The least popular / hardest to fill jobs for employers: [Measured by the lowest volume of applications per job opening]

    • 1. Walkie Operator
    • 2. EMT Paramedic
    • 3. Order Picker
    • 4. General Labour Production Rotation
    • 5. Heavy Duty Mechanic Underground
    • 6. Tool Die Maker
    • 7. Tax Manager
    • 8. Cosmetic Manager
    • 9. Pharmacist Manager
    • 10. Warehouse Inside Sales

The most in-demand skills of 2015

Communications skills were the most requested ability in Canadian job postings this year. Employers told us they were struggling to find candidates with soft skills such as teamwork, problem solving, and customer relations more than they were people with required technical abilities.
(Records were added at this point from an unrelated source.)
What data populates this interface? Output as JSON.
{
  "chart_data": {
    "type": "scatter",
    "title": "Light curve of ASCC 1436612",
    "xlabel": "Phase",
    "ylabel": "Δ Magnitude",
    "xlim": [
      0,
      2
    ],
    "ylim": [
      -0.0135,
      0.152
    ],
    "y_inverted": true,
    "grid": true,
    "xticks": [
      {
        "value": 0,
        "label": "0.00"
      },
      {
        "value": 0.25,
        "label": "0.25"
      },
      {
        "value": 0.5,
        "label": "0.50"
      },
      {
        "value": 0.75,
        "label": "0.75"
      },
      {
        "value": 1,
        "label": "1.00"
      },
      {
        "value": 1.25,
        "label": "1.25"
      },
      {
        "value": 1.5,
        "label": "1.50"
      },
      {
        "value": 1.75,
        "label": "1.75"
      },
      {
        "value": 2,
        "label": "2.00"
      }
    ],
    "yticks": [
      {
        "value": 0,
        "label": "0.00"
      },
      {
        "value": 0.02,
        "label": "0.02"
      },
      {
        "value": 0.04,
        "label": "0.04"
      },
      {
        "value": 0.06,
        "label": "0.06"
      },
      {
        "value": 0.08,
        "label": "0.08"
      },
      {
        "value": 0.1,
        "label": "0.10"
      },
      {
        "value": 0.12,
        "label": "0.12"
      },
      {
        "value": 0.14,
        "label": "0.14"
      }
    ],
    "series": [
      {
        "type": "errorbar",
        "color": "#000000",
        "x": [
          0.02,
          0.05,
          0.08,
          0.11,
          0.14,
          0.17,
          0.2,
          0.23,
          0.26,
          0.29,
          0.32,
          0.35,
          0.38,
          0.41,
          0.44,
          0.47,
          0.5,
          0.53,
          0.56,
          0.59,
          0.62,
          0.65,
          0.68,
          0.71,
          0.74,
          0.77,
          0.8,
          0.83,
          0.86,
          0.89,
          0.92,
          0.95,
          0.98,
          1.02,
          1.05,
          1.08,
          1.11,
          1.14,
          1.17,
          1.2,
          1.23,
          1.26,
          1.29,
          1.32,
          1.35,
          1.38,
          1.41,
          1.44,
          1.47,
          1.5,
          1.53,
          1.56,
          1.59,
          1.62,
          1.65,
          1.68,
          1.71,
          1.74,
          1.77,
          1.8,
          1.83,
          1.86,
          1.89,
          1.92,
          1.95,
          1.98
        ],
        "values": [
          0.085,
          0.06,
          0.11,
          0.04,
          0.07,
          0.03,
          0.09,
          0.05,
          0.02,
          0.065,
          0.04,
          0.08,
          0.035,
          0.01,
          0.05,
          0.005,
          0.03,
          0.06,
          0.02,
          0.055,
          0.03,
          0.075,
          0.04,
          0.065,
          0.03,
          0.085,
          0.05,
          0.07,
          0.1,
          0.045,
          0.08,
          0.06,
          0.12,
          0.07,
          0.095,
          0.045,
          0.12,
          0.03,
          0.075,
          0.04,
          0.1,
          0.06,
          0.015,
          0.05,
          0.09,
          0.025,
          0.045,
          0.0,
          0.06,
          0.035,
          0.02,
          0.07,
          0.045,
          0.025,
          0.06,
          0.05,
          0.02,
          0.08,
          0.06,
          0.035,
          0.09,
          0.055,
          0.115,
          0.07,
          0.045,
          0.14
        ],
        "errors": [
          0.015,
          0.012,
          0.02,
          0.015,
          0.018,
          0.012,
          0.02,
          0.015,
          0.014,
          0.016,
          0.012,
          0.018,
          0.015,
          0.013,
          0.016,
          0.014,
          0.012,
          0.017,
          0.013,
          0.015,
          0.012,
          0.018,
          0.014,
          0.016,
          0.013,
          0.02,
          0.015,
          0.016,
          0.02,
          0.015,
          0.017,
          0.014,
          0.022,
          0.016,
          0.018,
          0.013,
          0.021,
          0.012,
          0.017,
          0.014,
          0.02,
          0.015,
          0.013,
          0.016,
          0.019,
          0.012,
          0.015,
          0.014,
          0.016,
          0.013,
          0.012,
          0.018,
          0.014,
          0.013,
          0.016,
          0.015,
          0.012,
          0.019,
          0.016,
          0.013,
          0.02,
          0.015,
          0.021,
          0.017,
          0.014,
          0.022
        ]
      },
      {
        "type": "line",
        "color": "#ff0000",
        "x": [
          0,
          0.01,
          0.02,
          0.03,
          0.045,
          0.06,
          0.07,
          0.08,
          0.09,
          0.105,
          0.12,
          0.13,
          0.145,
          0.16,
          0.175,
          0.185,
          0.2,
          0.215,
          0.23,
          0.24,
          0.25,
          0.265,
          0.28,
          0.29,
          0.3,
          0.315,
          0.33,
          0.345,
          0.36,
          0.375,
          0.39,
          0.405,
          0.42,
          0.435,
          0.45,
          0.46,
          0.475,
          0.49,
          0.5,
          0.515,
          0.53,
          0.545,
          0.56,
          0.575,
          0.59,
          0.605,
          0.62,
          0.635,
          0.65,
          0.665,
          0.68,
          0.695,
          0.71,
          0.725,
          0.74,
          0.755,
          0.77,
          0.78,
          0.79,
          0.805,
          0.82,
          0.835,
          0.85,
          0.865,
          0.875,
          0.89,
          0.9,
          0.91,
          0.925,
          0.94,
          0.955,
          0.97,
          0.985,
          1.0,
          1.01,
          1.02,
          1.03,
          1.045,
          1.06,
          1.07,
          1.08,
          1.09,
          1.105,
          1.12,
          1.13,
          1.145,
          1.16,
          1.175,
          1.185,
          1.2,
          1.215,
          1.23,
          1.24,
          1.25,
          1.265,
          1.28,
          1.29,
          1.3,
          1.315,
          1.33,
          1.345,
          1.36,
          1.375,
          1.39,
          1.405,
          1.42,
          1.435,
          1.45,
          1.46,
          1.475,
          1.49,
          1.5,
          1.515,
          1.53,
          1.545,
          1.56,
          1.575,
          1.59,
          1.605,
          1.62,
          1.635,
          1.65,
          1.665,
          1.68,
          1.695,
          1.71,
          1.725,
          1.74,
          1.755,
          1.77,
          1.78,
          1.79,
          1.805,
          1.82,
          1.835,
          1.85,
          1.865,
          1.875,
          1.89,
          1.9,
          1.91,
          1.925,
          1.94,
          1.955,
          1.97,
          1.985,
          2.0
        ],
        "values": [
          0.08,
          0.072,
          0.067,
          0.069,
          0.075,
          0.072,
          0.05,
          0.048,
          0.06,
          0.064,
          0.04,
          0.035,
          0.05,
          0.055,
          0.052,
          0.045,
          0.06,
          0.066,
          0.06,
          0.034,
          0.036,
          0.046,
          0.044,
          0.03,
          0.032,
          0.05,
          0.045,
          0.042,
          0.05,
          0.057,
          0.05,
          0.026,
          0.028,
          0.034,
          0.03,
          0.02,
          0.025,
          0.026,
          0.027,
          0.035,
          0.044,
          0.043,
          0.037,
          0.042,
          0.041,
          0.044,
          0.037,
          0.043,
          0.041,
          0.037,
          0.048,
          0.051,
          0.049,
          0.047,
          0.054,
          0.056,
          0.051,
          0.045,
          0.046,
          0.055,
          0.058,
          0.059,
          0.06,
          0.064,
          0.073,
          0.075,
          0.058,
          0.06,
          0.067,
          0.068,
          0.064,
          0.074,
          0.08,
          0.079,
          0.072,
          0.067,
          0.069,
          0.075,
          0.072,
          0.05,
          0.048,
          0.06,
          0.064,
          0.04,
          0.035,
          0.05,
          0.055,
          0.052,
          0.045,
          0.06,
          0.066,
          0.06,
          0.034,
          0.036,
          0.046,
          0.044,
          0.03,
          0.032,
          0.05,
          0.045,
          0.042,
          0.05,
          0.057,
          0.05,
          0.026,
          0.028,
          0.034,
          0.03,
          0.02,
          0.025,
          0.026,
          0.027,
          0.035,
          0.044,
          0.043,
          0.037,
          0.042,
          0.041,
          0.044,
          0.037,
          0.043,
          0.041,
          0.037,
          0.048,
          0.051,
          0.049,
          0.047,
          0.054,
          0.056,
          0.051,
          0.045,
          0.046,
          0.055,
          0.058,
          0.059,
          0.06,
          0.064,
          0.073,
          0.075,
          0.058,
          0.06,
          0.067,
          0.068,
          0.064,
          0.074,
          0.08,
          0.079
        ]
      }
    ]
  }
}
However, along with those soft skills we can see a high level of demand for digital literacy and computer skills in more and more job postings. This is particularly true in the areas of document production, filing and sharing. Among the top skills sought after in Canadian job ads in 2015 were the following collection:

  • Microsoft Office, Excel, Word, PowerPoint
  • Microsoft Works
  • Reports
  • Documentation
  • Computer use

Digital literacy is evolving to include more advanced computer skills as well, as among the hottest of the up-and-coming skill requirements appearing in job postings are coding and social media savvy.

The Workopolis Labour Forecast for Q1 2016

Workopolis is forecasting slow increases in employment into Q1 of 2016.

The gains in online job postings that we saw in the final months of 2015, as well as other key economic indicators, continue to show positive signs for increased employment in the months ahead.